Noumory Keita come Banchero? “Italia? Mi cercano anche altre nazioni…”. Ce n’è davvero bisogno?
Continua a tenere banco la telenovela legata al possibile inserimento di Noumory Keita tra i giocatori convocabili da Ferdinando De Giorgi nell’Italvolley maschile campione del mondo in carica. Il giovane schiacciatore maliano del Rana Verona sembrava infatti intenzionato nei mesi scorsi ad avviare l’iter per l’acquisizione della cittadinanza italiana, nel tentativo di anticipare l’inasprimento delle norme FIVB sul cambio di nazionalità sportiva che entrerà in vigore il 28 febbraio 2026.

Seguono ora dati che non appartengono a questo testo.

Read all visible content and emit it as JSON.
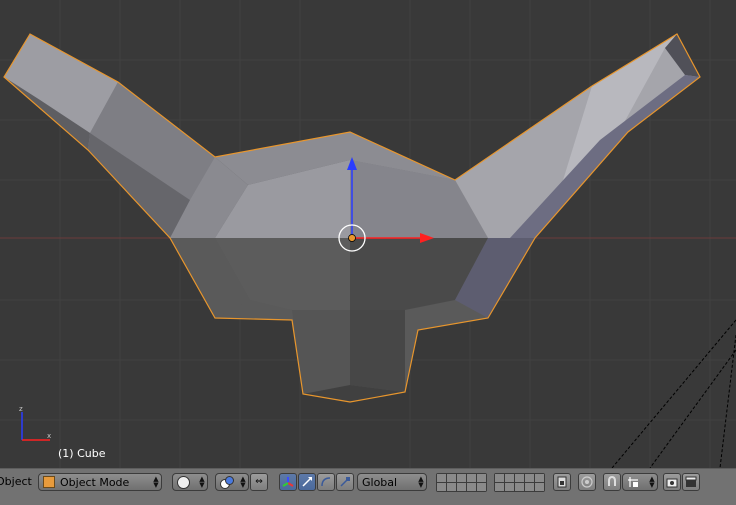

Alcune settimane fa Keita aveva fornito un aggiornamento sulla sua situazione tramite una storia Instagram, smentendo la sua partecipazione ad eventi ufficiali con la Nazionale del suo Paese d’origine: “Solo per chiarire una cosa, perché ho visto tanti messaggi sulla mia naturalizzazione. Non ho mai giocato per la nazionale del Mali, in particolare l’Under 17, non hanno mai avuto l’U17. Ho partecipato con la Nazionale maggiore ad alcune competizioni, ma non ufficiali, quindi basta ascoltare le fake news. Comunque sì, sto cercando una Nazionale, ho anche iniziato a candidarmi quindi vediamo come andrà“.

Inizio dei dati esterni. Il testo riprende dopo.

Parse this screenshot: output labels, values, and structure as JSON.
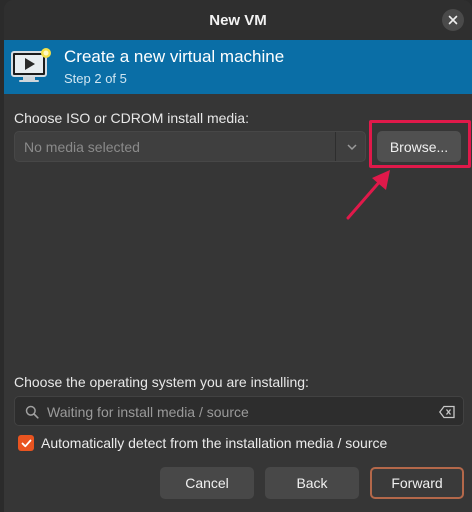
{
  "window": {
    "title": "New VM"
  },
  "banner": {
    "title": "Create a new virtual machine",
    "step": "Step 2 of 5"
  },
  "media": {
    "label": "Choose ISO or CDROM install media:",
    "selected": "No media selected",
    "browse_label": "Browse..."
  },
  "os": {
    "label": "Choose the operating system you are installing:",
    "search_placeholder": "Waiting for install media / source",
    "auto_detect_label": "Automatically detect from the installation media / source",
    "auto_detect_checked": true
  },
  "footer": {
    "cancel_label": "Cancel",
    "back_label": "Back",
    "forward_label": "Forward"
  },
  "colors": {
    "banner": "#0a6ea6",
    "accent": "#e95420",
    "highlight": "#e0194a"
  },
  "icons": {
    "close": "close-icon",
    "vm": "vm-monitor-icon",
    "combo_arrow": "chevron-down-icon",
    "search": "search-icon",
    "clear": "clear-icon",
    "check": "check-icon",
    "annotation_arrow": "arrow-icon"
  }
}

Leggendo tra le righe, il giocatore del Rana Verona aveva già aperto la porta ad altre opzioni nel caso in cui non si fosse concretizzata la pista azzurra, ed in effetti potrebbe materializzarsi addirittura un possibile approdo in Francia. In un’intervista concessa al Corriere dello Sport, Keita ha risposto così ad una domanda sull’evoluzione dell’iter per diventare cittadino italiano: “Forse è vero, forse no (ride, ndr). In questo momento non posso dire niente, vedremo in futuro cosa succederà“.

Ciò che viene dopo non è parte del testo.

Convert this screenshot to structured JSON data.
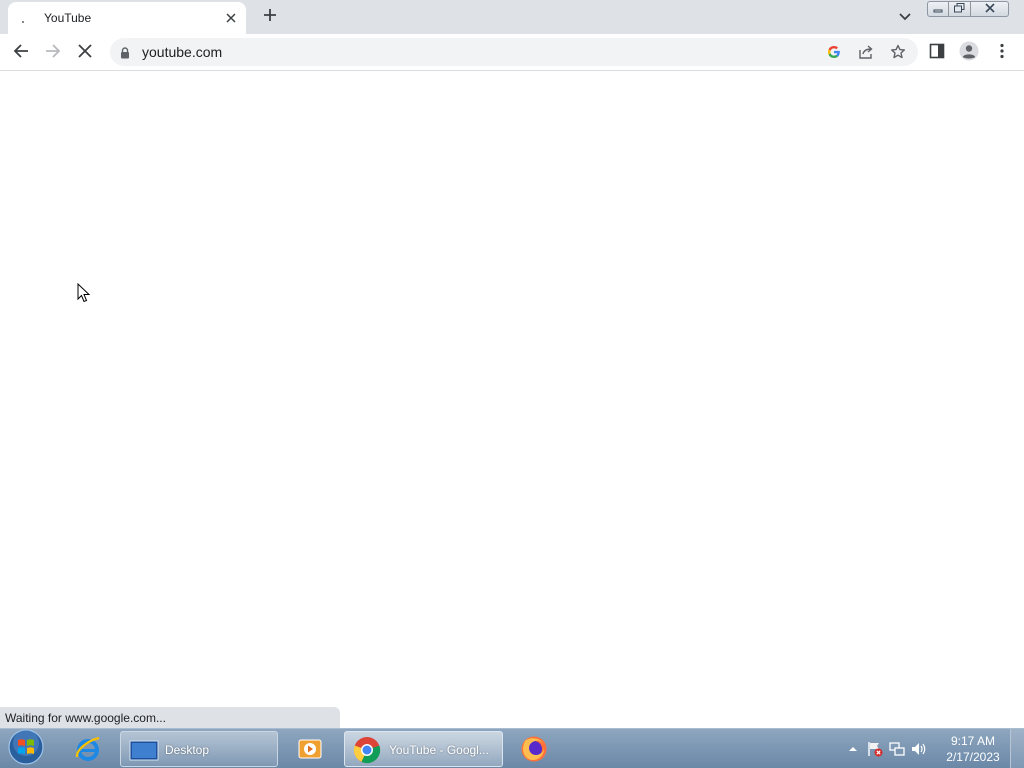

Interpellato sull’interesse della Francia nei suoi confronti, il pallavolista maliano non ha smentito: “È vero, ho molte offerte, ma ripeto, vedremo cosa accadrà. In questo momento non posso dire niente. Ma sì, ho delle offerte“. Vedremo dunque come andrà a finire questa vicenda, con la consapevolezza che l’Italia di Fefè De Giorgi può già contare su una batteria di ottimi schiacciatori e non ha la necessità di “forzare la mano” per rafforzarsi in quel ruolo. Certo, il rischio di perdere Keita sarebbe più che altro quello di rinforzare una diretta concorrente per le medaglie internazionali, ma questo è un altro discorso.